Mit der Auftragserweiterung der Bundeswehr und der Forderung nach mehr Härte in der Ausbildung gerät die Innere Führung insgesamt wieder stärker unter Druck. Wenn politische Bildung vielfach vernachlässigt wird, wenn laut Bericht des Wehrbeauftragten in der Truppe wiederholt körperliche und Kollektivstrafen angewandt werden, also schikaniert wird, dann sind das beunruhigende Zeichen.

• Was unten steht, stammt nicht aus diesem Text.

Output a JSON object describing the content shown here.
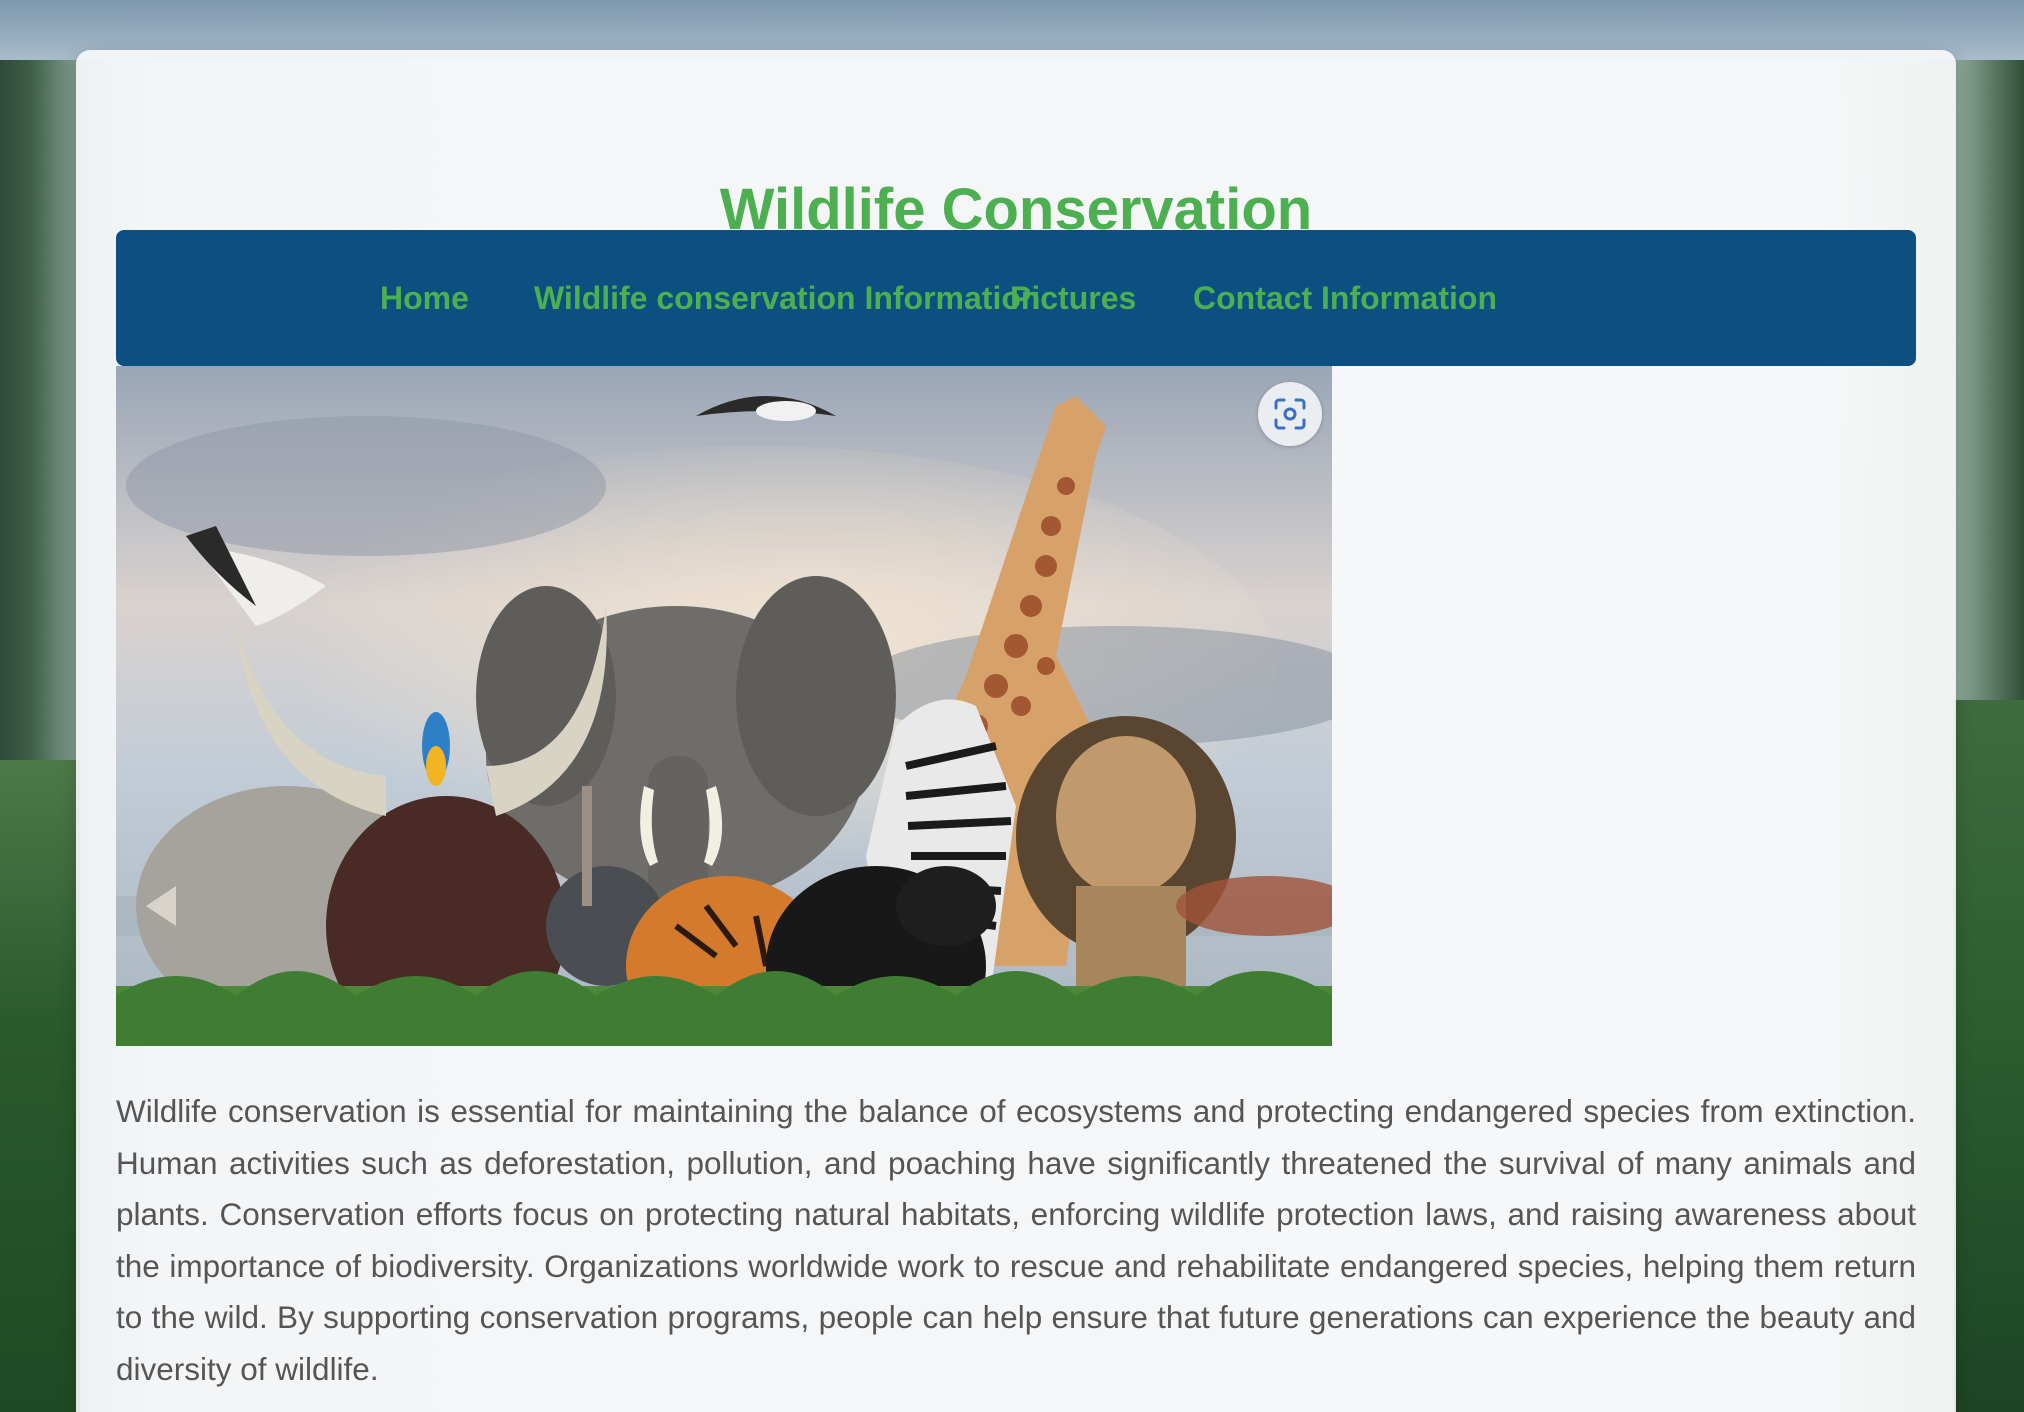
{
  "page": {
    "title": "Wildlife Conservation"
  },
  "nav": {
    "items": [
      {
        "label": "Home"
      },
      {
        "label": "Wildlife conservation Information"
      },
      {
        "label": "Pictures"
      },
      {
        "label": "Contact Information"
      }
    ]
  },
  "hero": {
    "icon": "visual-search-icon"
  },
  "content": {
    "paragraph": "Wildlife conservation is essential for maintaining the balance of ecosystems and protecting endangered species from extinction. Human activities such as deforestation, pollution, and poaching have significantly threatened the survival of many animals and plants. Conservation efforts focus on protecting natural habitats, enforcing wildlife protection laws, and raising awareness about the importance of biodiversity. Organizations worldwide work to rescue and rehabilitate endangered species, helping them return to the wild. By supporting conservation programs, people can help ensure that future generations can experience the beauty and diversity of wildlife."
  },
  "colors": {
    "accent": "#4caf50",
    "nav_bg": "#0b5081",
    "text": "#555555"
  }
}
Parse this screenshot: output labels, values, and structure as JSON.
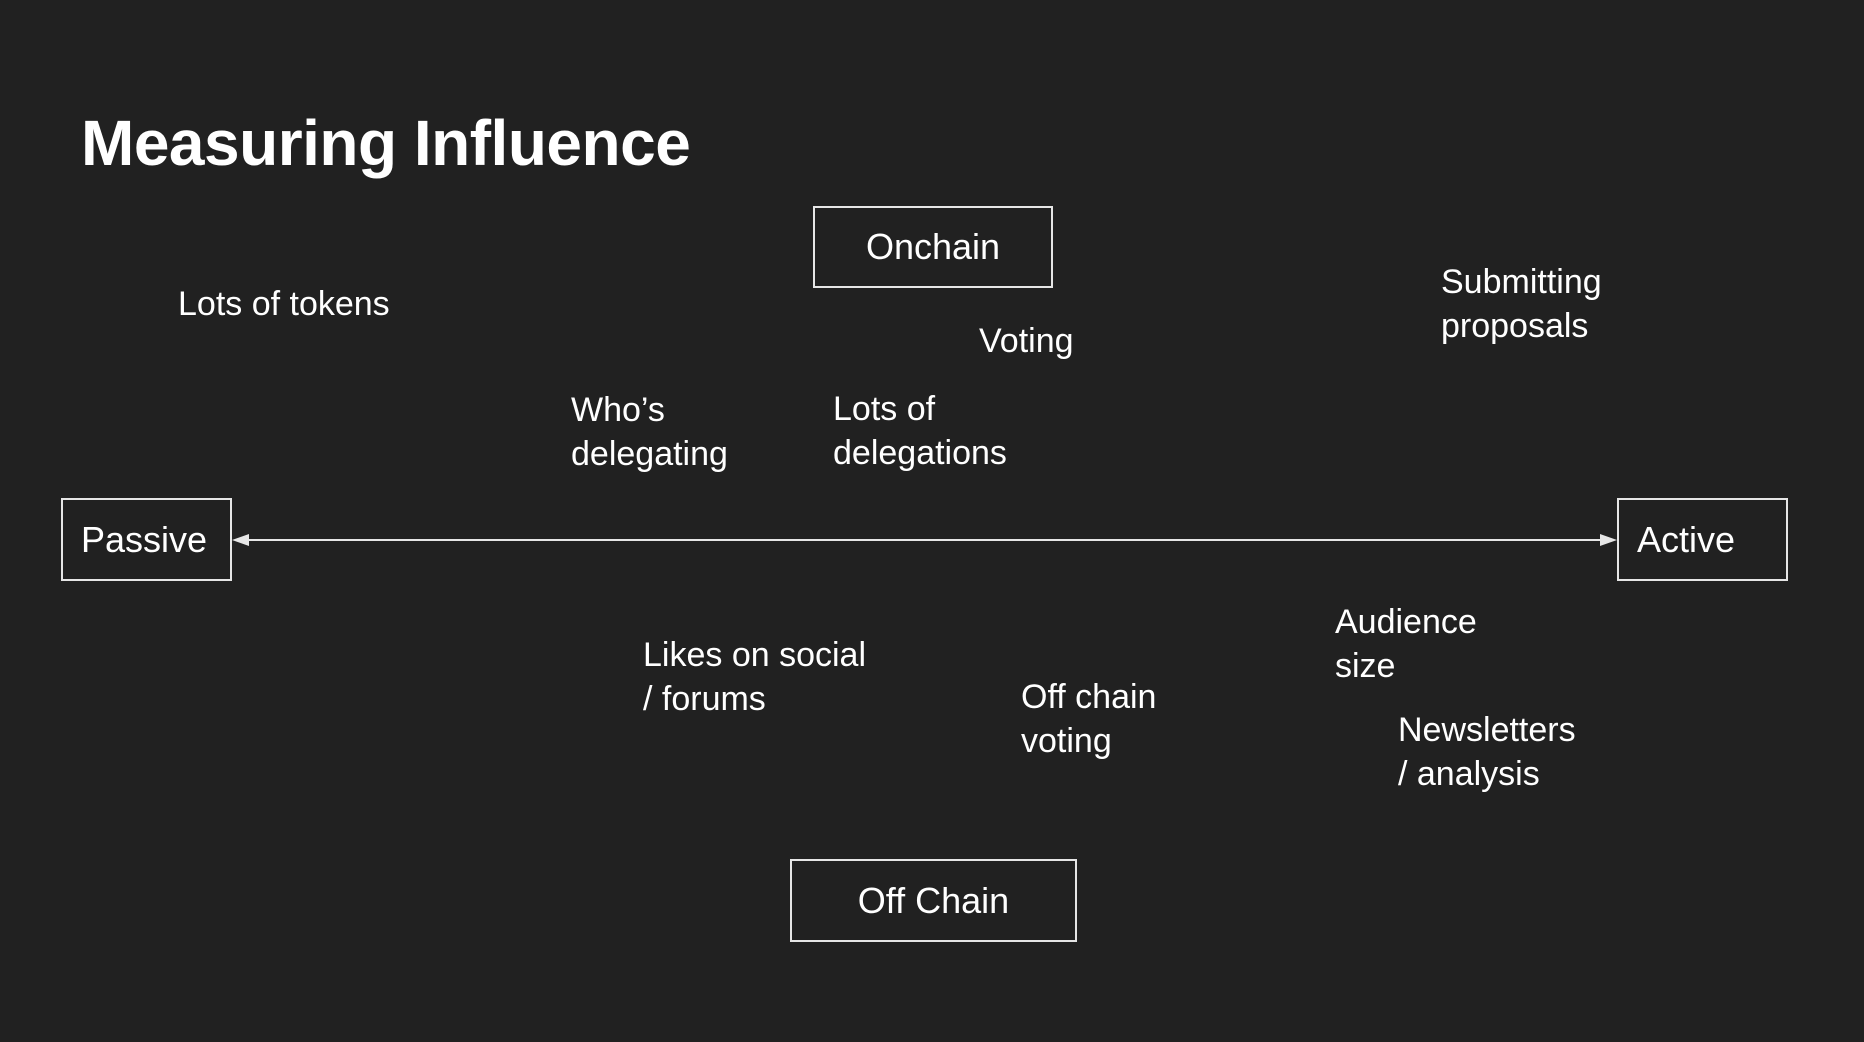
{
  "slide": {
    "title": "Measuring Influence",
    "background": "#212121",
    "foreground": "#ffffff"
  },
  "axis": {
    "vertical_top": "Onchain",
    "vertical_bottom": "Off Chain",
    "horizontal_left": "Passive",
    "horizontal_right": "Active"
  },
  "items": {
    "lots_of_tokens": "Lots of tokens",
    "voting": "Voting",
    "submitting_proposals": "Submitting\nproposals",
    "whos_delegating": "Who’s\ndelegating",
    "lots_of_delegations": "Lots of\ndelegations",
    "likes_on_social": "Likes on social\n/ forums",
    "off_chain_voting": "Off chain\nvoting",
    "audience_size": "Audience\nsize",
    "newsletters_analysis": "Newsletters\n/ analysis"
  }
}
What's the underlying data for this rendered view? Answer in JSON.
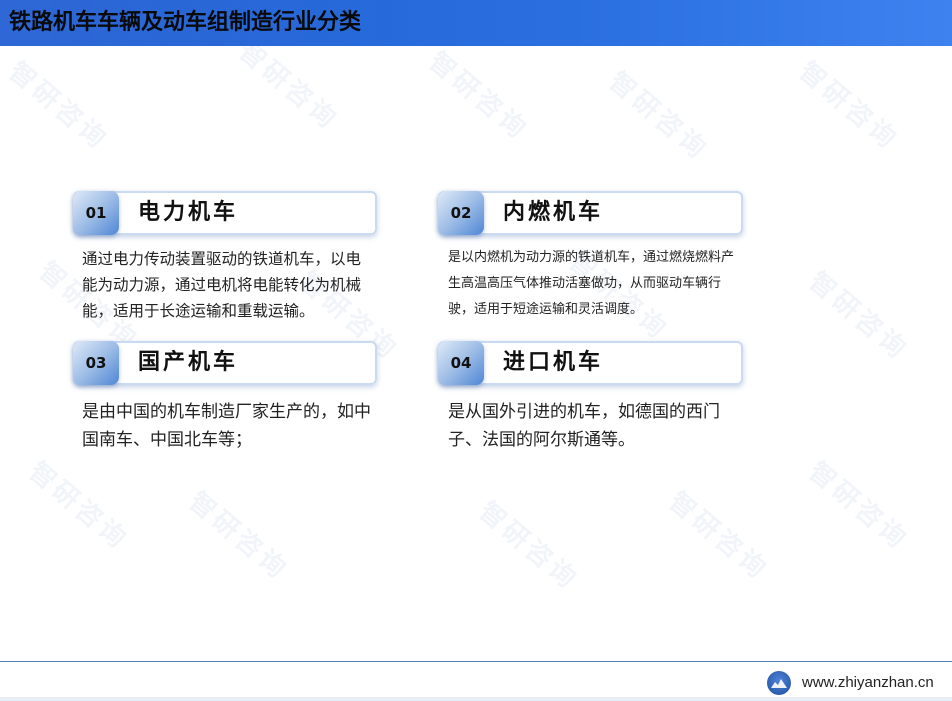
{
  "title": "铁路机车车辆及动车组制造行业分类",
  "cards": [
    {
      "num": "01",
      "label": "电力机车",
      "desc": "通过电力传动装置驱动的铁道机车，以电能为动力源，通过电机将电能转化为机械能，适用于长途运输和重载运输。"
    },
    {
      "num": "02",
      "label": "内燃机车",
      "desc": "是以内燃机为动力源的铁道机车，通过燃烧燃料产生高温高压气体推动活塞做功，从而驱动车辆行驶，适用于短途运输和灵活调度。"
    },
    {
      "num": "03",
      "label": "国产机车",
      "desc": "是由中国的机车制造厂家生产的，如中国南车、中国北车等；"
    },
    {
      "num": "04",
      "label": "进口机车",
      "desc": "是从国外引进的机车，如德国的西门子、法国的阿尔斯通等。"
    }
  ],
  "watermark": "智研咨询",
  "footer": {
    "site": "www.zhiyanzhan.cn",
    "logo_icon": "zhiyan-logo-icon"
  },
  "colors": {
    "title_bar": "#2a6fe0",
    "badge": "#4f86d6",
    "card_border": "#c9daf1"
  }
}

Stolz behaupteten die vorherigen Festredner, die Bundeswehr habe 40 Jahre Frieden und Freiheit garantiert. Als Angehöriger der Nachkriegsgeneration bin ich in der Tat froh, bisher keinen Krieg erlebt haben zu müssen. Aber die Tatsache, daß die Blockkonfrontation glimpflich zu Ende ging, kann das System der atomaren Abschreckung und die Rolle der Bundeswehr dabei nachträglich keineswegs heiligsprechen:
Über Jahrzehnte pflegte man in Ost und West völlig überzogene Bedrohungsbilder, kräftig geschürt von entsprechenden Rüstungsinteressen. Die atomare Abschreckung baute auf der Bereitschaft zum atomaren Völkermord auf. Sie ging schließlich mit einem sich gegenseitig hochschaukelnden Wettrüsten einher, das gigantische Summen fraß. Die Jahrzehnte des ostwestlichen Rüstungswahns waren für die soziale und ökologische Entwicklung der Menschheit verlorene Jahre.